Proteção de dados. CNPD contra isenção de coimas para Estado

  • ECO
  • 7 Abril 2018

A presidente da Comissão Nacional de Proteção de Dados (CNPD) não entende porque é que o Estado deve ficar isento de coimas na aplicação da nova lei, isenção que consta da proposta do Governo.

A proposta do Governo para a aplicação da nova lei europeia sobre a proteção de dados prevê que as administrações públicas estejam isentas de coimas em caso de infração durante três anos. Uma isenção que não é entendida pela presidente da Comissão Nacional de Proteção de Dados (CNPD), Filipa Galvão, que espera que isso seja “corrigido” no Parlamento.

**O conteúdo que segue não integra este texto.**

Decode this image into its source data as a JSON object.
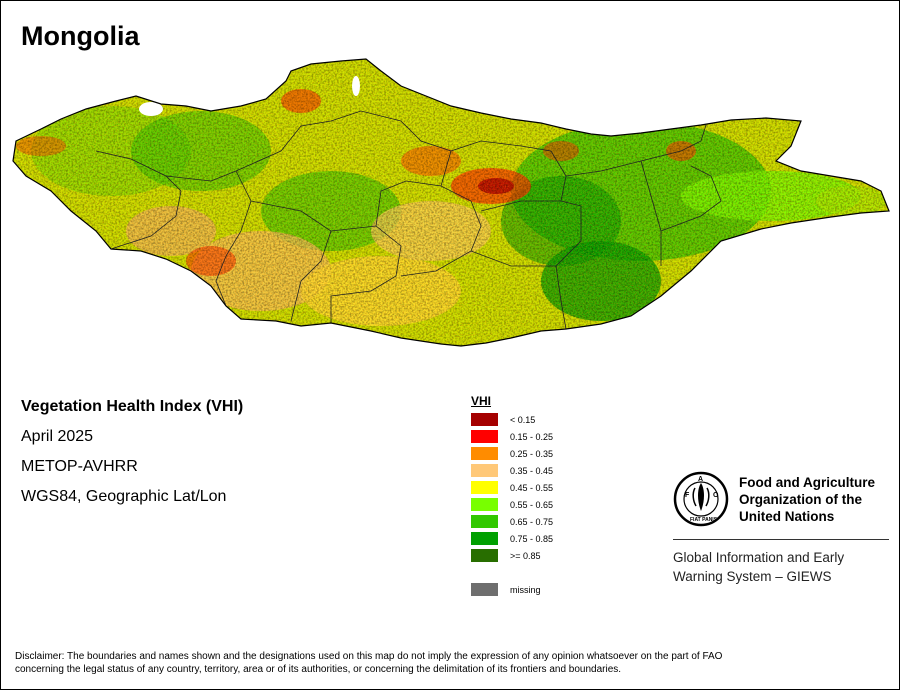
{
  "map": {
    "title": "Mongolia",
    "info": {
      "index_name": "Vegetation Health Index (VHI)",
      "period": "April 2025",
      "sensor": "METOP-AVHRR",
      "projection": "WGS84, Geographic Lat/Lon"
    },
    "legend": {
      "title": "VHI",
      "classes": [
        {
          "label": "< 0.15",
          "color": "#a50000"
        },
        {
          "label": "0.15 - 0.25",
          "color": "#ff0000"
        },
        {
          "label": "0.25 - 0.35",
          "color": "#ff8c00"
        },
        {
          "label": "0.35 - 0.45",
          "color": "#ffc878"
        },
        {
          "label": "0.45 - 0.55",
          "color": "#ffff00"
        },
        {
          "label": "0.55 - 0.65",
          "color": "#78ff00"
        },
        {
          "label": "0.65 - 0.75",
          "color": "#32c800"
        },
        {
          "label": "0.75 - 0.85",
          "color": "#00a000"
        },
        {
          "label": ">= 0.85",
          "color": "#286e00"
        }
      ],
      "missing": {
        "label": "missing",
        "color": "#6e6e6e"
      }
    }
  },
  "org": {
    "logo_text": "FAO",
    "logo_motto": "FIAT PANIS",
    "name_line1": "Food and Agriculture",
    "name_line2": "Organization of the",
    "name_line3": "United Nations",
    "system_line1": "Global Information and Early",
    "system_line2": "Warning System – GIEWS"
  },
  "disclaimer": {
    "line1": "Disclaimer: The boundaries and names shown and the designations used on this map do not imply the expression of any opinion whatsoever on the part of FAO",
    "line2": "concerning the legal status of any country, territory, area or of its authorities, or concerning the delimitation of its frontiers and boundaries."
  }
}
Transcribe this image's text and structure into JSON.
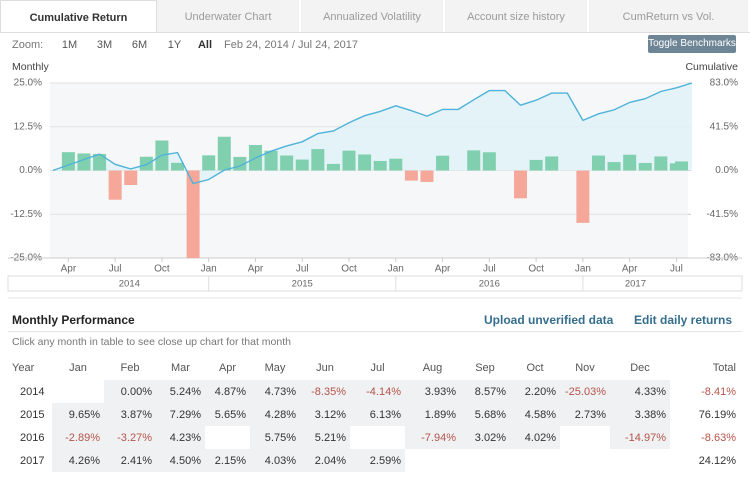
{
  "tabs": [
    "Cumulative Return",
    "Underwater Chart",
    "Annualized Volatility",
    "Account size history",
    "CumReturn vs Vol."
  ],
  "zoom": {
    "label": "Zoom:",
    "options": [
      "1M",
      "3M",
      "6M",
      "1Y",
      "All"
    ],
    "range": "Feb 24, 2014 / Jul 24, 2017"
  },
  "toggle_button": "Toggle Benchmarks",
  "chart_data": {
    "type": "bar",
    "y_label": "Monthly",
    "y2_label": "Cumulative",
    "x": [
      "2014-02",
      "2014-03",
      "2014-04",
      "2014-05",
      "2014-06",
      "2014-07",
      "2014-08",
      "2014-09",
      "2014-10",
      "2014-11",
      "2014-12",
      "2015-01",
      "2015-02",
      "2015-03",
      "2015-04",
      "2015-05",
      "2015-06",
      "2015-07",
      "2015-08",
      "2015-09",
      "2015-10",
      "2015-11",
      "2015-12",
      "2016-01",
      "2016-02",
      "2016-03",
      "2016-04",
      "2016-05",
      "2016-06",
      "2016-07",
      "2016-08",
      "2016-09",
      "2016-10",
      "2016-11",
      "2016-12",
      "2017-01",
      "2017-02",
      "2017-03",
      "2017-04",
      "2017-05",
      "2017-06",
      "2017-07"
    ],
    "xlim": [
      "2014-02-24",
      "2017-07-24"
    ],
    "xticks": [
      {
        "value": "2014-04-01",
        "label": "Apr"
      },
      {
        "value": "2014-07-01",
        "label": "Jul"
      },
      {
        "value": "2014-10-01",
        "label": "Oct"
      },
      {
        "value": "2015-01-01",
        "label": "Jan"
      },
      {
        "value": "2015-04-01",
        "label": "Apr"
      },
      {
        "value": "2015-07-01",
        "label": "Jul"
      },
      {
        "value": "2015-10-01",
        "label": "Oct"
      },
      {
        "value": "2016-01-01",
        "label": "Jan"
      },
      {
        "value": "2016-04-01",
        "label": "Apr"
      },
      {
        "value": "2016-07-01",
        "label": "Jul"
      },
      {
        "value": "2016-10-01",
        "label": "Oct"
      },
      {
        "value": "2017-01-01",
        "label": "Jan"
      },
      {
        "value": "2017-04-01",
        "label": "Apr"
      },
      {
        "value": "2017-07-01",
        "label": "Jul"
      }
    ],
    "years": [
      "2014",
      "2015",
      "2016",
      "2017"
    ],
    "ylim": [
      -25,
      25
    ],
    "yticks": [
      {
        "value": 25,
        "label": "25.0%"
      },
      {
        "value": 12.5,
        "label": "12.5%"
      },
      {
        "value": 0,
        "label": "0.0%"
      },
      {
        "value": -12.5,
        "label": "-12.5%"
      },
      {
        "value": -25,
        "label": "-25.0%"
      }
    ],
    "y2lim": [
      -83,
      83
    ],
    "y2ticks": [
      {
        "value": 83,
        "label": "83.0%"
      },
      {
        "value": 41.5,
        "label": "41.5%"
      },
      {
        "value": 0,
        "label": "0.0%"
      },
      {
        "value": -41.5,
        "label": "-41.5%"
      },
      {
        "value": -83,
        "label": "-83.0%"
      }
    ],
    "grid": true,
    "series": [
      {
        "type": "bar",
        "color": "#80d0b0",
        "negative_color": "#f5a89a",
        "values": [
          0,
          5.24,
          4.87,
          4.73,
          -8.35,
          -4.14,
          3.93,
          8.57,
          2.2,
          -25.03,
          4.33,
          9.65,
          3.87,
          7.29,
          5.65,
          4.28,
          3.12,
          6.13,
          1.89,
          5.68,
          4.58,
          2.73,
          3.38,
          -2.89,
          -3.27,
          4.23,
          null,
          5.75,
          5.21,
          null,
          -7.94,
          3.02,
          4.02,
          null,
          -14.97,
          4.26,
          2.41,
          4.5,
          2.15,
          4.03,
          2.04,
          2.59
        ]
      },
      {
        "type": "line",
        "axis": "y2",
        "color": "#4fb3d9",
        "fill": "#dff2f8",
        "values": [
          0,
          5.2,
          10.4,
          15.6,
          5.9,
          1.5,
          5.5,
          14.5,
          17.0,
          -12.3,
          -8.5,
          0.4,
          4.3,
          11.9,
          18.3,
          23.3,
          27.2,
          35.0,
          37.5,
          45.3,
          52.0,
          56.1,
          61.4,
          56.7,
          51.6,
          58.0,
          58.0,
          67.1,
          75.8,
          75.8,
          61.9,
          66.7,
          73.4,
          73.4,
          47.5,
          53.8,
          57.5,
          64.6,
          68.1,
          74.9,
          78.4,
          83.0
        ]
      }
    ]
  },
  "monthly_performance": {
    "title": "Monthly Performance",
    "links": [
      "Upload unverified data",
      "Edit daily returns"
    ],
    "note": "Click any month in table to see close up chart for that month",
    "table": {
      "header": [
        "Year",
        "Jan",
        "Feb",
        "Mar",
        "Apr",
        "May",
        "Jun",
        "Jul",
        "Aug",
        "Sep",
        "Oct",
        "Nov",
        "Dec",
        "Total"
      ],
      "rows": [
        [
          "2014",
          null,
          "0.00%",
          "5.24%",
          "4.87%",
          "4.73%",
          "-8.35%",
          "-4.14%",
          "3.93%",
          "8.57%",
          "2.20%",
          "-25.03%",
          "4.33%",
          "-8.41%"
        ],
        [
          "2015",
          "9.65%",
          "3.87%",
          "7.29%",
          "5.65%",
          "4.28%",
          "3.12%",
          "6.13%",
          "1.89%",
          "5.68%",
          "4.58%",
          "2.73%",
          "3.38%",
          "76.19%"
        ],
        [
          "2016",
          "-2.89%",
          "-3.27%",
          "4.23%",
          null,
          "5.75%",
          "5.21%",
          null,
          "-7.94%",
          "3.02%",
          "4.02%",
          null,
          "-14.97%",
          "-8.63%"
        ],
        [
          "2017",
          "4.26%",
          "2.41%",
          "4.50%",
          "2.15%",
          "4.03%",
          "2.04%",
          "2.59%",
          null,
          null,
          null,
          null,
          null,
          "24.12%"
        ]
      ]
    }
  }
}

Ressalvando que não está a falar em nome da CNPD, Filipa Galvão considera que não existe razão para diferenciar as entidades públicas das privadas. Em entrevista ao Dinheiro Vivo este sábado, a presidente da CNPD afirma que “não se consegue perceber qual é a razão desta diferenciação”. “O princípio da igualdade, previsto na nossa Constituição, justificaria a mesma medida para todos”, defende Galvão.

Em causa está a proposta de lei aprovada em Conselho de Ministros que prevê a isenção de coimas para o Estado em caso de infração — algo que deve ser reapreciado após os três anos. É o tempo do Estado se organizar para o “novo paradigma”, defendeu a ministra da Presidência, Maria Manuel Leitão Marques. “Este regulamento foi sobretudo pensado para as grandes empresas multinacionais para quem os dados pessoais são, no fundo, o seu negócio”, argumentou a ministra, assinalando que o Estado não usa os dados “como negócio”.

O princípio da igualdade, previsto na nossa Constituição, justificaria a mesma medida para todos.

Filipa Galvão

Presidente da Comissão Nacional de Proteção de Dados (CNPD)

Filipa Galvão espera que esta opção do Executivo seja corrigida no Parlamento. A presidente da CNPD argumenta que esta possibilidade de isenção para o setor público faz sentido em Estados “onde não há tradição de aplicar o regime de proteção de dados ou sanções aos organismos públicos”, o que não é o caso de Portugal. “Em Portugal há 20 anos que temos este regime: os organismos públicos estão todos sujeitos à proteção de dados, à exceção dos tribunais, e sujeitos à aplicação de sanções“, assinala.

Outro dos fatores apontados pelo Governo para a isenção são os custos administrativos. A ministra da Presidência e da Modernização Administrativa prevê que o impacto seja “fortíssimo” em termos de custos administrativos de “centenas de milhões” tanto para as empresas como o Estado.

Uma ideia corroborada por Filipa Galvão que admite que “as obrigações implicam alguns custos“, nomeadamente mais um vencimento para quem tiver de ter um encarregado de proteção de dados. As mais afetadas serão as micro e as pequenas empresas, diz, referindo que “as maiores já estão habituadas a cumprir a lei de proteção de dados”.

Ao contrário do setor público, o privado ficará já sujeito a coimas até 20 milhões de euros ou 4% do volume de negócios anual da companhia. “O quadro sancionatório é um bocadinho assustador, percebo que as empresas estejam assustadas“, classifica, referindo que “o legislador europeu entendeu que esta matéria era para ser levada a sério”. “As sanções maiores estão pensadas para todo o espaço europeu, portanto para grande empresas que têm um lucro elevado e que fazem lucro com dados pessoais, explica, assinalando que em Portugal serão adaptadas à dimensão das empresas.